Challenges of mobilisation
Emrill's Marie Gore says the changing nature of FM makes it relevant
When I was first interviewed for my role at Emrill, the incumbent managing director was concerned that I would be bored — my previous role was leading multi-million pound projects for the UK government both nationally and internationally.
He believed I wouldn’t find the FM industry in the Middle East exciting or challenging enough. Now in my third year, I’m glad he gave me the opportunity to find out. The FM industry is dynamic, challenging and ever changing.
According to Global Industry Analysts reports, the world FM market is forecast to reach $394.69bn by 2017 with medium to long-term growth being driven by the resurgence in FM outsourcing especially in Asia, the Middle East and Africa.
In addition to this, a report by Zawya advises the GCC is estimated to see a 44% increase in market activity by 2014 — that’s an estimated $9.45bn of opportunities, which will certainly keep the industry busy over the coming months.
The growth of the industry will however face significant recruitment and training challenges with FM companies recruiting from diminishing demographics and further visa restrictions in the region.
Moreover, the maturing FM market has seen an increased expectation from clients in terms of service delivery standards. Firms will need to adapt and evolve significantly by applying innovative strategies to overcome critical challenges in these areas.
The increase in market activity is going to require FM companies across the region to mobilise new contracts. Mobilisation can be a complex and stressful time for all stakeholders — the client, the outgoing provider and the new service provider.
Early engagement with key stakeholders is critical to manage expectations and gain sponsorship from senior management to obtain buy-in for the changes that will take place.
As with all change projects, utilising a systematic approach with focused outcomes which are closely aligned with project management methodology is paramount.
A communication strategy is essential and the key to success is gaining an in-depth understanding of the challenges ahead, together with leveraging resources and support from top-level sponsorship.
It is also important for the incoming service provider to work with the incumbent to ensure continued service quality with minimal disruption to day-to-day business throughout the transition period. The implementation phase therefore must take into consideration the complexity, dynamics and culture of the firm along with the performance model being implemented.
At Emrill I lead a dedicated change and mobilisation team committed to managing programmes for customers.
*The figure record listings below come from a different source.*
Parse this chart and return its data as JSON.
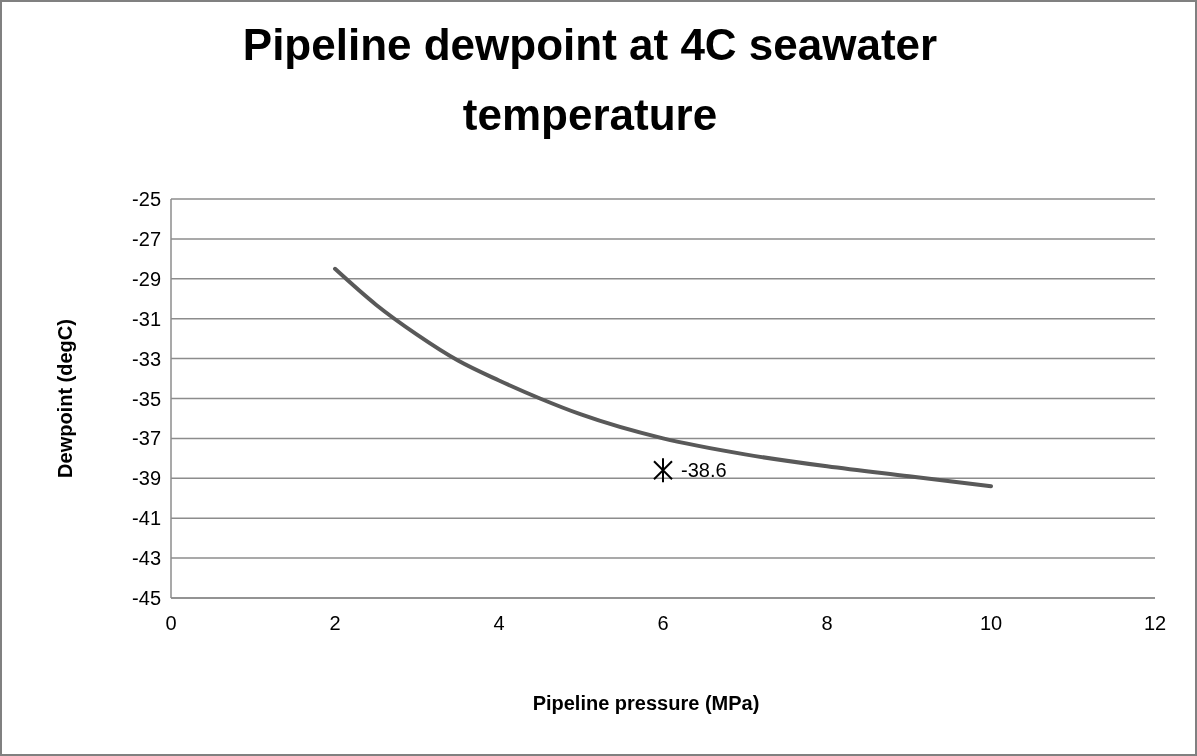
{
  "chart_data": {
    "type": "line",
    "title": "Pipeline dewpoint at 4C seawater temperature",
    "xlabel": "Pipeline pressure (MPa)",
    "ylabel": "Dewpoint (degC)",
    "series": [
      {
        "color": "#595959",
        "x": [
          2,
          2.5,
          3,
          3.5,
          4,
          4.5,
          5,
          6,
          7,
          8,
          9,
          10
        ],
        "values": [
          -28.5,
          -30.3,
          -31.8,
          -33.1,
          -34.1,
          -35.0,
          -35.8,
          -37.0,
          -37.8,
          -38.4,
          -38.9,
          -39.4
        ],
        "marker": "none",
        "line_style": "solid"
      },
      {
        "type": "scatter",
        "color": "#000000",
        "x": [
          6
        ],
        "values": [
          -38.6
        ],
        "marker": "cross",
        "value_labels": [
          "-38.6"
        ]
      }
    ],
    "xlim": [
      0,
      12
    ],
    "xticks": [
      0,
      2,
      4,
      6,
      8,
      10,
      12
    ],
    "ylim": [
      -45,
      -25
    ],
    "yticks": [
      -45,
      -43,
      -41,
      -39,
      -37,
      -35,
      -33,
      -31,
      -29,
      -27,
      -25
    ],
    "grid": "y",
    "legend": false
  }
}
We have invested in the creation of processes which are used to successfully deliver major contract mobilisation and local change initiatives.
I believe the collaborative working practices of all personnel are key to effective mobilisation. Our team works closely with the bid team, Centre of Excellence, and operations to ensure a cohesive, multi-faceted and co-ordinated approach from the outset.
This allows us to maximise time from the contract award to prepare, plan and conduct any due diligence activities, site familiarisation visits and test service assumptions prior to commencement of the transition period. Our team pays particular attention to detail, ensuring the new service delivery model is fit for purpose from day one.
Mobilisation and change are fields that requires further development in the FM industry, requiring dedicated teams that can lead with their expertise, knowledge and strategic planning to effectively transition the client to a new provider.